PEYGAMBERİMİZ (S.A.V.)'İN HAYATI-MEKKE DÖNEMİ

Hz.Muhammed (s.a.v.)'in Mekke hayatı.peygamberimizin Mekke de geçen hayatı

Peygamberimizin (s.a.v.) adı Muhammed, babasının adı Abdullah, annesinin adı Âmine'dir. Ana rahminde yedi aylık iken babası vefat etmiştir. Milâdî 571 senesi Nisan ayının yirminci gecesine tesadüf eden, Rebîulevvel ayının onikinci (Pazartesi) gecesi sabaha karşı Mekke'de doğmuştur. Doğduğu zaman hiçbir çocuğa benzemiyordu. Onda gözüken peygamberlik nûru, bakan gözleri kamaştırıyordu.
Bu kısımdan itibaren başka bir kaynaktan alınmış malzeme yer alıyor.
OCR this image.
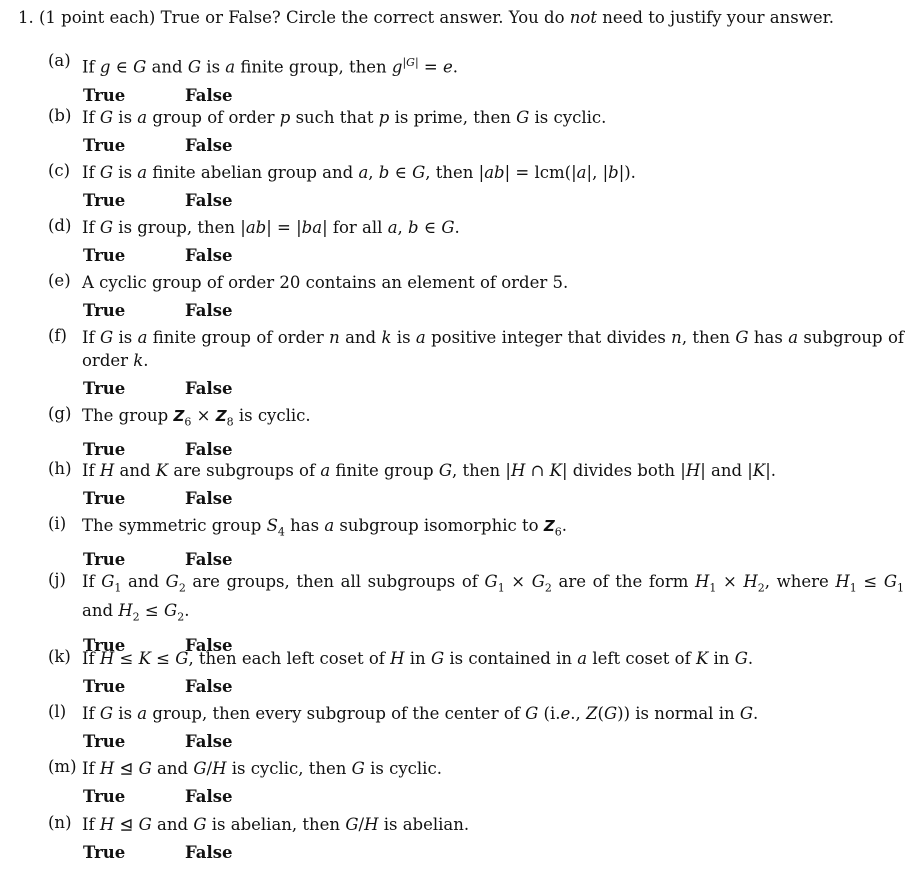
1. (1 point each) True or False? Circle the correct answer. You do not need to justify your answer.
(a) If g ∈ G and G is a finite group, then $g^{|G|} = e$.
True	False
(b) If G is a group of order p such that p is prime, then G is cyclic.
True	False
(c) If G is a finite abelian group and a, b ∈ G, then |ab| = lcm(|a|, |b|).
True	False
(d) If G is group, then |ab| = |ba| for all a, b ∈ G.
True	False
(e) A cyclic group of order 20 contains an element of order 5.
True	False
(f) If G is a finite group of order n and k is a positive integer that divides n, then G has a subgroup of order k.
True	False
(g) The group $Z_6 \times Z_8$ is cyclic.
True	False
(h) If H and K are subgroups of a finite group G, then |H ∩ K| divides both |H| and |K|.
True	False
(i) The symmetric group $S_4$ has a subgroup isomorphic to $Z_6$.
True	False
(j) If $G_1$ and $G_2$ are groups, then all subgroups of $G_1 \times G_2$ are of the form $H_1 \times H_2$, where $H_1 \le G_1$ and $H_2 \le G_2$.
True	False
(k) If H ≤ K ≤ G, then each left coset of H in G is contained in a left coset of K in G.
True	False
(l) If G is a group, then every subgroup of the center of G (i.e., Z(G)) is normal in G.
True	False
(m) If H ⊴ G and G/H is cyclic, then G is cyclic.
True	False
(n) If H ⊴ G and G is abelian, then G/H is abelian.
True	False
Dört yaşına kadar süt annesi Halîme'nin yanında kaldı. Sonra âilesine teslim edildi. Altı yaşında iken annesi Âmine vefat etti. Dedesi Abdü'l-Muttalib onu yanına aldı. Fakat annesinden iki sene sonra, sekiz yaşında iken de dedesi vefat etti. Bu defa da amcası Ebû Talib'in yanında kaldı.

Peygamberimizin çocukluk ve gençlik zamanları, bekârlık-evlilik devirleri, hâsılı bütün hayatı hiç bir insana nasip olmayan fazilet ve kemâlât ile geçmiştir.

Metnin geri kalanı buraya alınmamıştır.